¿Caben aún en la política las diferencias entre Derecha e Izquierda?

Hace poco más de 50 años en el mundo se libraban guerras, había guerras y se exterminaban poblaciones enteras en nombre de ideologías y formas de pensar; tanto los de “derecha” como los de “izquierda” consideraban que eran los buenos, desdeñando todo lo que el otro bando pudiese hacer.

Esta forma de pensar polarizada llevó a conflictos locales como la Guerra Civil de España, donde grupos radicales de ambos bandos buscaban hacerse con el poder; lo mismo, pero a una escala mucho mayor ocurría casi simultáneamente en la extinta Unión Soviética.

Más allá de los conflictos locales, es mismo pensamiento generó una guerra de bipartidismodimensiones apocalípticas que a la postre llevó al mundo al borde del abismo, porque si bien la Segunda Guerra Mundial es uno de los capítulos más ominosos de la historia de la humanidad; su secuela, la Guerra Fría, con un mundo dividido en dos, al borde de un holocausto nuclear; fue quizás el peor de los legados.

La segunda mitad del Siglo XX estuvo regida por esta diatriba entre la derecha y la izquierda, el capitalismo y el comunismo; por un lado el bloque de Norteamérica y Europa Occidental; por el otro la Unión Soviética, gran parte de Asia (particularmente China) y Europa Oriental … a la postre, ninguna de las dos posturas resultó ni ser la mejor ni la preponderante.
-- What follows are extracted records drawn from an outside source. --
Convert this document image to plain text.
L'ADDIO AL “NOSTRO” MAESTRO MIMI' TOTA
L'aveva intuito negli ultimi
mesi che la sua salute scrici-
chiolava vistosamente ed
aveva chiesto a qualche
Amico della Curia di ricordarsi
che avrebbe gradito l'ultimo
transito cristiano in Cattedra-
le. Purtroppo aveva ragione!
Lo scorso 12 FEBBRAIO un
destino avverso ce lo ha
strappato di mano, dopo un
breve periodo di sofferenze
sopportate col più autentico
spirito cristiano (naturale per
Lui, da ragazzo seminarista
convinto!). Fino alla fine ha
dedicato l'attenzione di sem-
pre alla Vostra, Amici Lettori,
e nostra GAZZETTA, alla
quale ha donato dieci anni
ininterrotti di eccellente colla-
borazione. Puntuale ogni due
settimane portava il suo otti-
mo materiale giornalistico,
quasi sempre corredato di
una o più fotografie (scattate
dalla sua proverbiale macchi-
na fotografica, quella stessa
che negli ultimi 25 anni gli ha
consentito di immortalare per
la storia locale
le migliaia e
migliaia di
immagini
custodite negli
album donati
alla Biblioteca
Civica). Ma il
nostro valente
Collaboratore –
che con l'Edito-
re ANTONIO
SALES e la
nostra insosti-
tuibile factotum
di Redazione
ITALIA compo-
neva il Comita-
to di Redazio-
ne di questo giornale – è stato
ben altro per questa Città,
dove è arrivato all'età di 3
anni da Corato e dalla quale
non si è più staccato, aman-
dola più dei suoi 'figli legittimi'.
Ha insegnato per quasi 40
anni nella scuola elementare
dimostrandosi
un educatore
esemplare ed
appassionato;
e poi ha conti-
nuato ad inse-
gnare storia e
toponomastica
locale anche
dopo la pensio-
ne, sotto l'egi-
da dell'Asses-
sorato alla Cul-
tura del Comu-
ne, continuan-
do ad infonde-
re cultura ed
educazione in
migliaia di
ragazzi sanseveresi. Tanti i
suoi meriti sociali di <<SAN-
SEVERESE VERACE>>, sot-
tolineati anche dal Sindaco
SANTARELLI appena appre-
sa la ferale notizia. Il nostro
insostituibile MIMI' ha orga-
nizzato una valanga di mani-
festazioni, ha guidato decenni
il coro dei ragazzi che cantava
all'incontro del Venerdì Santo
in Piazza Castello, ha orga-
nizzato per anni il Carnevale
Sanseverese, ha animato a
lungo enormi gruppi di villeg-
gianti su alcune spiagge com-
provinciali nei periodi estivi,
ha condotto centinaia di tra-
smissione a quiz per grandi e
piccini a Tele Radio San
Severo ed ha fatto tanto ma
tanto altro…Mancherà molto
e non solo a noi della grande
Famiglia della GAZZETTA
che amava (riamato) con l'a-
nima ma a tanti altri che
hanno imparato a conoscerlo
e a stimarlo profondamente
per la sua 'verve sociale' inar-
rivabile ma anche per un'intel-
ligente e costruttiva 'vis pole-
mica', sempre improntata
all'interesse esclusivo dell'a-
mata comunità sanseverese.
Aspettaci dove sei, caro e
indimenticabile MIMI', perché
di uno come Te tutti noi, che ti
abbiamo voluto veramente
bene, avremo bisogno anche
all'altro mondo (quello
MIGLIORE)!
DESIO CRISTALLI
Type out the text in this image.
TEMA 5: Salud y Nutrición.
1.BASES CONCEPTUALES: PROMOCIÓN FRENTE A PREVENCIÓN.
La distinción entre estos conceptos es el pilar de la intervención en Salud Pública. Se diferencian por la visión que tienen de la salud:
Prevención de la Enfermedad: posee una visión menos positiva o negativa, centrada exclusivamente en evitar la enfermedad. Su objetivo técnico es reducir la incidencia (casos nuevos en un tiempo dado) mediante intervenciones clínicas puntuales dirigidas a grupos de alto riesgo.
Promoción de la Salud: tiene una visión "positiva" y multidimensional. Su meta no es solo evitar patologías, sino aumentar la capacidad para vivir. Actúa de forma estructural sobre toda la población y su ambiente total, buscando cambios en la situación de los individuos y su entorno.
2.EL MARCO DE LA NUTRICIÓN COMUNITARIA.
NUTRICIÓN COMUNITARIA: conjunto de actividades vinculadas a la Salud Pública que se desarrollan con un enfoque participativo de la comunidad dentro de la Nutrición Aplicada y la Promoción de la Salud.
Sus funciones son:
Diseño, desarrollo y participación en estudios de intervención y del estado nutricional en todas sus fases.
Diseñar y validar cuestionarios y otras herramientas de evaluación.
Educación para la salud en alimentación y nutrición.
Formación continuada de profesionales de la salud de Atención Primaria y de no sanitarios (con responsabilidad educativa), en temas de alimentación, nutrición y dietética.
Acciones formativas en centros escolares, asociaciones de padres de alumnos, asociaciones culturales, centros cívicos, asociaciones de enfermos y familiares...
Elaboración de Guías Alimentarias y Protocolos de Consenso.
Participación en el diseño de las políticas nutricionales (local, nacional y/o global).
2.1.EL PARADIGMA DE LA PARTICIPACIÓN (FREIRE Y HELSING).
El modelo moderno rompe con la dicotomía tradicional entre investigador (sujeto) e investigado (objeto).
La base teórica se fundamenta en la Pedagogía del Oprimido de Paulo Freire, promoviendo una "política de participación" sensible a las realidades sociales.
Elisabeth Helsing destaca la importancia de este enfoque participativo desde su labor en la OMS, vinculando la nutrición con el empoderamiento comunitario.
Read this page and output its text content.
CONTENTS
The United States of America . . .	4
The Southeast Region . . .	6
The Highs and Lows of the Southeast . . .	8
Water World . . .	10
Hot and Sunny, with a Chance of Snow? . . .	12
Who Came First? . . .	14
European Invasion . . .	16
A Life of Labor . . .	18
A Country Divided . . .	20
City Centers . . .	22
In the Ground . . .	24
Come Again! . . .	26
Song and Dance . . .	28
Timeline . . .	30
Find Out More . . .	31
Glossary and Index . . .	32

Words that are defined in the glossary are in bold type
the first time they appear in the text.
Ya a finales del siglo pasado y principios del siglo XXI, en la era de la tecnología y las comunicaciones a una velocidad nunca antes vista en la historia de la humanidad; el pragmatismo ha ido ganando terreno y parece ser que la vieja retórica de Izquierda y Derecha ya va ganando su lugar en los libros de historia.

En la política moderna hay un vínculo casi indisoluble con la economía, y siendo esta necesariamente práctica y orientada a resolver los problemas de la gente, la mayoría de las personas alrededor del mundo tienden a situarse en un pensamiento político más bien central, lejos de las perjudiciales polarizaciones que otrora causaran incontables problemas a sociedades enteras.

La pregunta es, ¿estamos preparados los seres humanos para sostener este cambio a largo plazo?

Los países que ya han saltado la barda progresan y son cada día más estables y prósperos, mientras que aquellos que persisten en permanecer anclados en posturas anacrónicas y caducas, padecen cada día con más rigor las penurias (en términos económicos, humanos y de calidad de vida) de una decisión errada pero tal como dice el dicho: “nadie aprende de experiencia ajena”, toca a cada país, cada grupo político y cada sociedad transitar su propio caminos espinoso para al final darse cuenta de cual es el mejor camino para conciliar y prosperar.

Esperemos, por el bien de la humanidad, que los que van rezagados pronto se den cuenta de cual es el mejor camino para generar bienestar y prosperidad para todos en lugar de enfrentamientos y rencillas.